Müdafalar | Müdafalar | 101
(1-190)
Üçüncüsü : Ölmüş gitmiş, hükümetten alâkası kesilmiş ve inkılabdaki bazı kusurata sebep olmuş bir reise sarihan tenkid ve itiraz da olsa, kanunen bir suç olamaz. Halbuki sarahat değil, o kendi cerbezesiyle külli beyanatımızı ona tatbik etmiş. O mahrem ve herkese bildirmediğimiz manaları izhar ve teşhir edip umumun nazar-ı dikkatini celbediyor. Eğer onda bir suç varsa, o makam-ı iddia suçlu olur. Çünki, halkı teşvik edip o mânalara nazar-ı dikkati celbediyor.
Dördüncüsü : Üç mahkeme cem'iyet noktasında bize kat'i beraet verdiği halde, yine eski nakarat gibi, gizli cem'iyet vehmine bin dereden su toplamak gibi emareler araştırmış. Halbuki siyasi ve vatan ve millete zararlı olan müteaddid cem'iyyetler varken, onlara müsaade ve müsamahakârâne bakmakla beraber, bizim gibi, binler şahidin ve emarelerin ve altı vilayetin ilişmemeleriyle sabit olan Nur Talebelerinin ders arkadaşlarını ve sırf vatan ve millet ve din menfaatine ve saadet-i dünyeviye ve uhreviye hesabına ve hariçten ve dahilden gelen ifsat cereyanlarına karşı mücahidane tesanüdlerine gizli cemiyet namını vermek ve yirmi senede yüzbinler Risale-i Nur Şakirdlerinin emniyeti ihlâle dair hiçbir vukuatları kaydedilmediği halde, "Dini alet ederek, emniyeti ihlâle halkı teşvik ediyor." diye makam-ı iddia onları ittiham etmesi, değil nev'-i beşeri, belki zemini de hiddete getirip o ittihamı reddeder. Her ne ise.. daha fazla söylemeye lüzum görmüyorum. İddiânâmeden çok evvel yazılan itirazname ve tetimmesi ona bir cevabımızdır...

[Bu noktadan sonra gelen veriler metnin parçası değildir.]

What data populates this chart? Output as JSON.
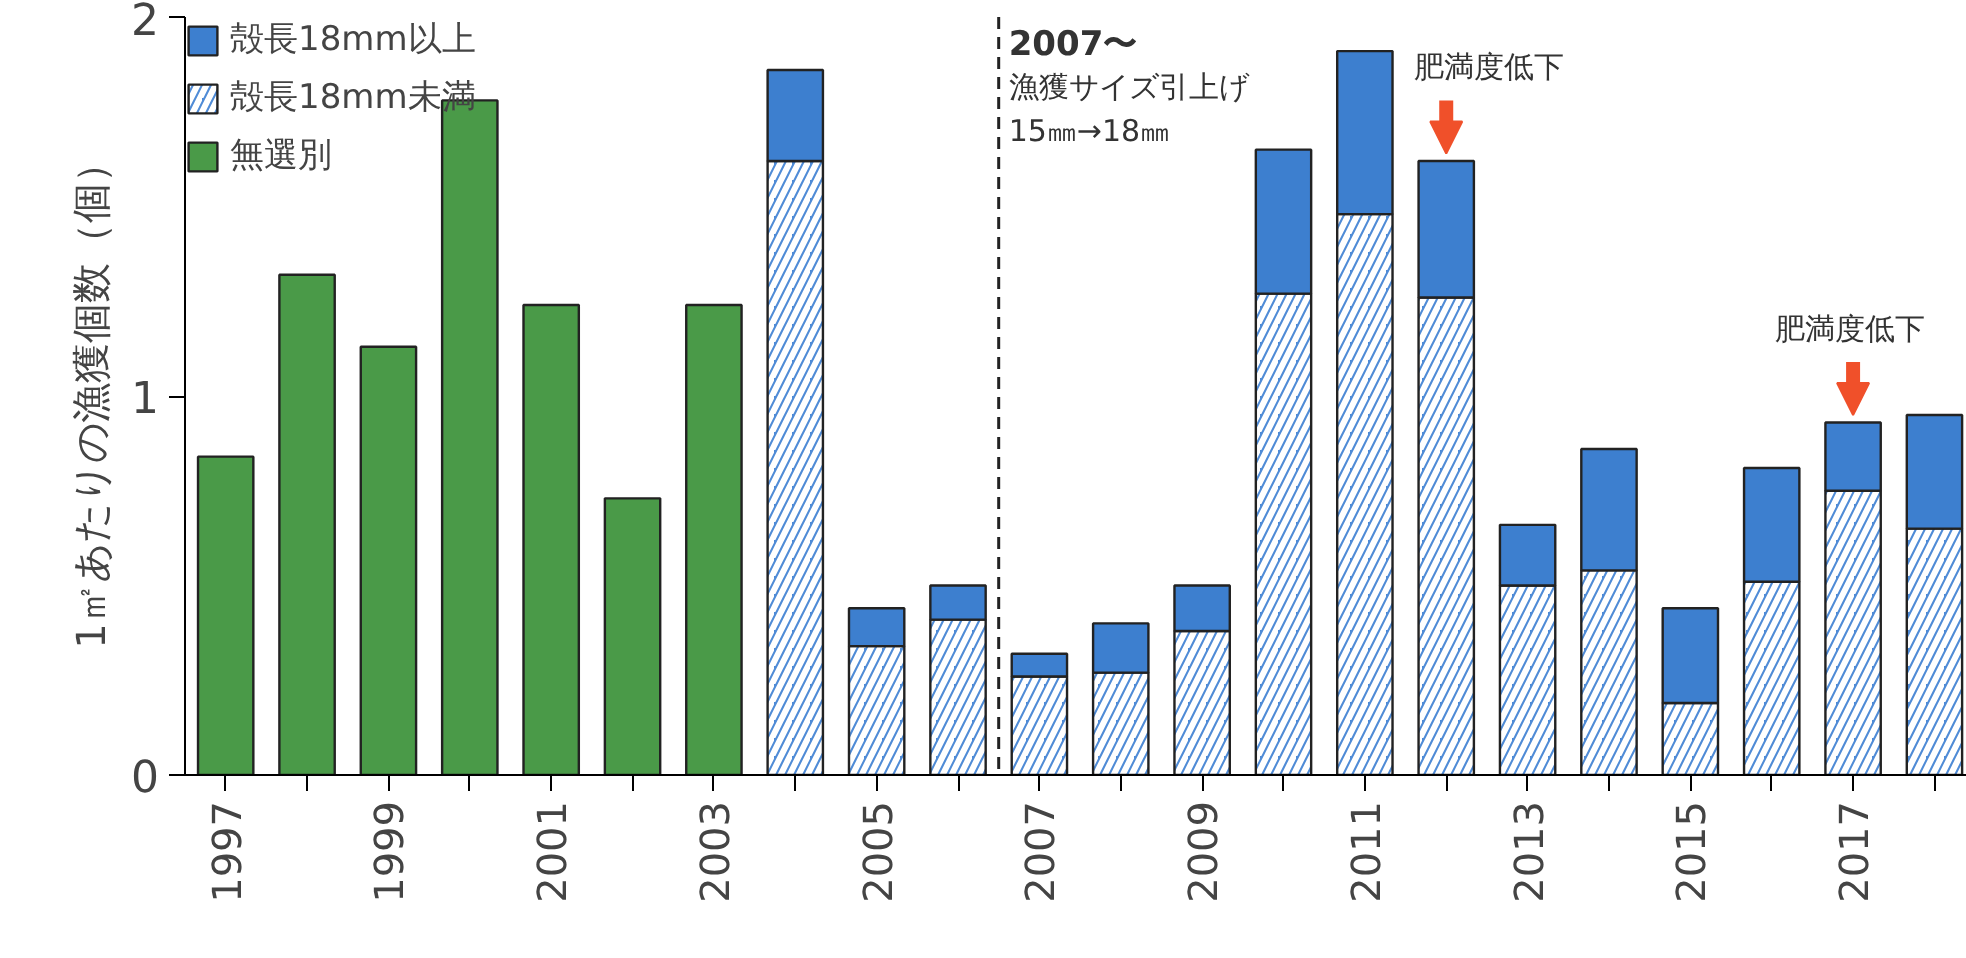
{
  "chart_data": {
    "type": "bar",
    "stacked": true,
    "ylabel": "1㎡あたりの漁獲個数（個）",
    "x": [
      1997,
      1998,
      1999,
      2000,
      2001,
      2002,
      2003,
      2004,
      2005,
      2006,
      2007,
      2008,
      2009,
      2010,
      2011,
      2012,
      2013,
      2014,
      2015,
      2016,
      2017,
      2018
    ],
    "series": [
      {
        "name": "無選別",
        "color": "#4a9a48",
        "values": [
          0.84,
          1.32,
          1.13,
          1.78,
          1.24,
          0.73,
          1.24,
          null,
          null,
          null,
          null,
          null,
          null,
          null,
          null,
          null,
          null,
          null,
          null,
          null,
          null,
          null
        ]
      },
      {
        "name": "殻長18mm未満",
        "color": "#4f8bd6",
        "values": [
          null,
          null,
          null,
          null,
          null,
          null,
          null,
          1.62,
          0.34,
          0.41,
          0.26,
          0.27,
          0.38,
          1.27,
          1.48,
          1.26,
          0.5,
          0.54,
          0.19,
          0.51,
          0.75,
          0.65
        ]
      },
      {
        "name": "殻長18mm以上",
        "color": "#3d7fcf",
        "values": [
          null,
          null,
          null,
          null,
          null,
          null,
          null,
          0.24,
          0.1,
          0.09,
          0.06,
          0.13,
          0.12,
          0.38,
          0.43,
          0.36,
          0.16,
          0.32,
          0.25,
          0.3,
          0.18,
          0.3
        ]
      }
    ],
    "xlim": [
      1996.5,
      2018.4
    ],
    "xticks": [
      1997,
      {
        "value": 1998,
        "label": null
      },
      1999,
      {
        "value": 2000,
        "label": null
      },
      2001,
      {
        "value": 2002,
        "label": null
      },
      2003,
      {
        "value": 2004,
        "label": null
      },
      2005,
      {
        "value": 2006,
        "label": null
      },
      2007,
      {
        "value": 2008,
        "label": null
      },
      2009,
      {
        "value": 2010,
        "label": null
      },
      2011,
      {
        "value": 2012,
        "label": null
      },
      2013,
      {
        "value": 2014,
        "label": null
      },
      2015,
      {
        "value": 2016,
        "label": null
      },
      2017,
      {
        "value": 2018,
        "label": null
      }
    ],
    "ylim": [
      0,
      2
    ],
    "yticks": [
      0,
      1,
      2
    ],
    "ref_lines": [
      {
        "axis": "x",
        "value": 2006.5,
        "label": "2007〜",
        "line_style": "dashed",
        "color": "#222222"
      }
    ],
    "annotations": [
      "漁獲サイズ引上げ",
      "15㎜→18㎜",
      {
        "text": "肥満度低下",
        "x": 2012,
        "y": 1.62
      },
      {
        "text": "肥満度低下",
        "x": 2017,
        "y": 0.93
      }
    ],
    "legend": "top left",
    "grid": false
  }
}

AFYON MAHKEMESİNE İDDİANÂMEYE KARŞI VERİLEN İTİRAZNÂME TETİMMESİNİN BİR ZEYLİDİR.
Evvelen : Mahkeme-i âliyenize beyan ediyorum ki: İddianâme; Denizli, Eskişehir mahkemelerimizdeki o eski iddianâmeler ve aleyhimizde sathî ehl-i vukufların sathî tahkikatlarına bina edildiğinden mahkemenizde dava ettim ki; Bu iddianâmenin yüz yanlışını isbat etmezsem, yüz sene cezaya razıyım. İşte o davamı isbat ettim, yüzden ziyade yanlışların cetvelini isterseniz takdim edeceğim.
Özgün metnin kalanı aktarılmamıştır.